Don't Judge a Book by its Cover: Testing LLMs' Robustness Under Logical Obfuscation
Abhilekh Borah, Shubhra Ghosh, Kedar Joshi, Aditya Kumar Guru, Kripabandhu Ghosh
TL;DR
This work addresses whether LLMs genuinely reason or merely pattern-match by introducing Logifus, a structure-preserving obfuscation framework, and LogiQAte, a diagnostic benchmark with 1,108 obfuscated questions across four reasoning tasks. The study demonstrates substantial performance degradation under logical obfuscation across multiple models and prompting strategies, highlighting brittleness in current reasoning capabilities. Through memorization and layer-wise confidence analyses, the authors show that obfuscated prompts induce greater reliance on training data and weaker deep-layer consolidation, suggesting surface-form reliance rather than true comprehension.
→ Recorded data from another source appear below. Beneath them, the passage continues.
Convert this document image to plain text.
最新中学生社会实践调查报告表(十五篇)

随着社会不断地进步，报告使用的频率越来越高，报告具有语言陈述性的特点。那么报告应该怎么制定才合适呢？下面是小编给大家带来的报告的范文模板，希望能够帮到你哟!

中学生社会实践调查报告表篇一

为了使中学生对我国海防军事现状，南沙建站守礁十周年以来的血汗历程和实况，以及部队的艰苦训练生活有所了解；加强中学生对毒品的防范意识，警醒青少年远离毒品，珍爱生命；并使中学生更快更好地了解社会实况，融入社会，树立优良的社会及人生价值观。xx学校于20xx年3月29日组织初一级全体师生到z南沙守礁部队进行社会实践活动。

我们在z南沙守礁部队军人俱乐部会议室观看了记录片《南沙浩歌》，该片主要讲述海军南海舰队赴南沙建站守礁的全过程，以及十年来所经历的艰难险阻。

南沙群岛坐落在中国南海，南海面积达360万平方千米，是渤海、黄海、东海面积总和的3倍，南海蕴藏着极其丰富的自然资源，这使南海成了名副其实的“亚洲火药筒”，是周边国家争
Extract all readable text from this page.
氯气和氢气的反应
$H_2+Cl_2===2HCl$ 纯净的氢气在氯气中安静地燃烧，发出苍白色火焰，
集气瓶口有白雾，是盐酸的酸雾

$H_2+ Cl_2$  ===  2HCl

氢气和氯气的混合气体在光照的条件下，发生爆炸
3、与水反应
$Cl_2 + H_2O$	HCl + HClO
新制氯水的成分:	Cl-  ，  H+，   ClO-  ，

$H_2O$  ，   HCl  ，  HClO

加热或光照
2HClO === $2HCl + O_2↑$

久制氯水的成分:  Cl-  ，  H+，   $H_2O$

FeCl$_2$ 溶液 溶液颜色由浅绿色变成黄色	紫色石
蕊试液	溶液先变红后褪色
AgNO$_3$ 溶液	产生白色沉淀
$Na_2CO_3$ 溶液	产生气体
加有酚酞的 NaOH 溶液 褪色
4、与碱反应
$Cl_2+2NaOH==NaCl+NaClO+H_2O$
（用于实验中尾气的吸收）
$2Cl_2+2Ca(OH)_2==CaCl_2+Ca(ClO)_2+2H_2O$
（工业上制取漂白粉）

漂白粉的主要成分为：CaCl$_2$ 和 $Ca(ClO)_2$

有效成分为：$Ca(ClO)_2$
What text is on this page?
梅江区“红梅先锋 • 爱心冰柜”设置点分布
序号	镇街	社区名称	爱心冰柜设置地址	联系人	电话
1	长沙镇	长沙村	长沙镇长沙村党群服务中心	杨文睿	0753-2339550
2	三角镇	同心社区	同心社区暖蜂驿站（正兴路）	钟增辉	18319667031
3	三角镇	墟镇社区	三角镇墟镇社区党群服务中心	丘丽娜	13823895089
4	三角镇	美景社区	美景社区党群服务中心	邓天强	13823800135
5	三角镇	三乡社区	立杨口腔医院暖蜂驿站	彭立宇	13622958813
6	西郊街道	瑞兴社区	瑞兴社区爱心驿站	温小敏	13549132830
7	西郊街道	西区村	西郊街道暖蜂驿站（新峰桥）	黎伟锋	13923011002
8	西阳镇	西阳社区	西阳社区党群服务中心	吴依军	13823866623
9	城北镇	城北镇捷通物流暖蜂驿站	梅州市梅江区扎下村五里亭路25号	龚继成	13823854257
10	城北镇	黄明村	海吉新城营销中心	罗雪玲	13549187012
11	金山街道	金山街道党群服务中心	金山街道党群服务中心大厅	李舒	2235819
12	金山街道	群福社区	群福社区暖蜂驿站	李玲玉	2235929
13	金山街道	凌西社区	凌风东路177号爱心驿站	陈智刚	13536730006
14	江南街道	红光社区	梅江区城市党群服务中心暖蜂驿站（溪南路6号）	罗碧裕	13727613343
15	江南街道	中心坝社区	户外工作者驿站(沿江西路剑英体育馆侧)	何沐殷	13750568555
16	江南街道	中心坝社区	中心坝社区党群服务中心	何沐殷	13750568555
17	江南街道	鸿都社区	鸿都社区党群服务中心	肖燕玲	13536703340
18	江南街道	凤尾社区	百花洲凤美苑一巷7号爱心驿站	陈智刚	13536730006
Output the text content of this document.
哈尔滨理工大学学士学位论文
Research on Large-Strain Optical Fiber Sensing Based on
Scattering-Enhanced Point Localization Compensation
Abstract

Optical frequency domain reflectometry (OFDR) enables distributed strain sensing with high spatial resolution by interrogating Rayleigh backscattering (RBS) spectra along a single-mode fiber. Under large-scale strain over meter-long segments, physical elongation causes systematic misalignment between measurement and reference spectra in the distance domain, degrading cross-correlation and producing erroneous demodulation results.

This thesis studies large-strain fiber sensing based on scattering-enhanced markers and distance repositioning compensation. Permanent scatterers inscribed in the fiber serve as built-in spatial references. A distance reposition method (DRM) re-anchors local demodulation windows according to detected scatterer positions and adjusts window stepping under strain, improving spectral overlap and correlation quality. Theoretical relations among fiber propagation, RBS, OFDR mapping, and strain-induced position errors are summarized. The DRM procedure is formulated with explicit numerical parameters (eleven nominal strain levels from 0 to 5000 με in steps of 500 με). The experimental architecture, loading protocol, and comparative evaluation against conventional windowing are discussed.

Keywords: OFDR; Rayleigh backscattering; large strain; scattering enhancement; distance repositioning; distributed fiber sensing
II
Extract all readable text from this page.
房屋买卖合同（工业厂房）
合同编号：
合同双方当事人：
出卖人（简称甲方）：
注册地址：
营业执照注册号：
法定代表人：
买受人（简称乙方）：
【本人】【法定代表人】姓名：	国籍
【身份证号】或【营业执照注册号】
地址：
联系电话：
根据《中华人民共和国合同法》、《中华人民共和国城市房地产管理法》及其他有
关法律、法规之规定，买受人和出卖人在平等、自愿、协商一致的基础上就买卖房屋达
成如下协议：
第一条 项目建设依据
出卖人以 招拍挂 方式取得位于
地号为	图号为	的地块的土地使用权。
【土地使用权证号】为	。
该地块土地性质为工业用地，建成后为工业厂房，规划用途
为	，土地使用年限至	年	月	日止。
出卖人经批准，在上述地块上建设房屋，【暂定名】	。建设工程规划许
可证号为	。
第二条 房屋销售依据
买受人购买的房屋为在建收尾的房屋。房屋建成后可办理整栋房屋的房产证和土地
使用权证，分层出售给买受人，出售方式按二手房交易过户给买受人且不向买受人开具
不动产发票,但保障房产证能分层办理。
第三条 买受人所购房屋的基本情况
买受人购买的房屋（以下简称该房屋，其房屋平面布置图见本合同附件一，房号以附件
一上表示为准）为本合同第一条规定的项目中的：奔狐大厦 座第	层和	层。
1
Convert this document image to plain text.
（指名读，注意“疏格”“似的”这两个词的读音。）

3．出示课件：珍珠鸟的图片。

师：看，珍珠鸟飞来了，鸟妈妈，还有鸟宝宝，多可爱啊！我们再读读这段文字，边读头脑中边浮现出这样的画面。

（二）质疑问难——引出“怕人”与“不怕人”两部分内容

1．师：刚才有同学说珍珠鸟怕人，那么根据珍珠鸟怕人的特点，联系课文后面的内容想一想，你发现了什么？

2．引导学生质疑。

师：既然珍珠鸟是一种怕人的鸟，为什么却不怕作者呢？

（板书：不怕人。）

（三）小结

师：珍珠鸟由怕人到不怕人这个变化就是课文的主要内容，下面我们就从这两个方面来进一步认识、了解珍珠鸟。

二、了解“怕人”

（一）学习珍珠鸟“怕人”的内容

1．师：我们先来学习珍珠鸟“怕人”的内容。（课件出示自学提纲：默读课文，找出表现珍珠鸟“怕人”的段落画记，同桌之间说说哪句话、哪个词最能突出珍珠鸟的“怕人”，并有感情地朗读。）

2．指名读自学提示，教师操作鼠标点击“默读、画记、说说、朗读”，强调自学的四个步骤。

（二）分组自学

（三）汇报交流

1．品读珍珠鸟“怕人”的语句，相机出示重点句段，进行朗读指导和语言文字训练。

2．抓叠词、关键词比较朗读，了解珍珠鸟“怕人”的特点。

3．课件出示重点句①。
The findings underscore the need for models that maintain semantic understanding under surface-form transformations, with implications for robust evaluation and the development of deeper reasoning in LLMs.
Abstract
Tasks such as solving arithmetic equations, evaluating truth tables, and completing syllogisms are handled well by large language models (LLMs) in their standard form, but they often fail when the same problems are posed in logically equivalent yet obfuscated formats. To study this vulnerability, we introduce Logifus, a structure-preserving logical obfuscation framework, and, utilizing this, we present LogiQAte, a first-of-its-kind diagnostic benchmark with 1,108 questions across four reasoning tasks: (i) Obfus FOL (first-order logic entailment under equivalence-preserving rewrites), (ii) Obfus Blood Relation (family-graph entailment under indirect relational chains), (iii) Obfus Number Series (pattern induction under symbolic substitutions), and (iv) Obfus Direction Sense (navigation reasoning under altered directions and reference frames). Across all the tasks, evaluating six state-of-the-art models, we find that obfuscation severely degrades zero-shot performance, with performance dropping on average by 47% for GPT-4o, 27% for GPT-5, and 22% for reasoning model, o4-mini. Our findings reveal that current LLMs parse questions without deep understanding, highlighting the urgency of building models that genuinely comprehend and preserve meaning beyond surface form.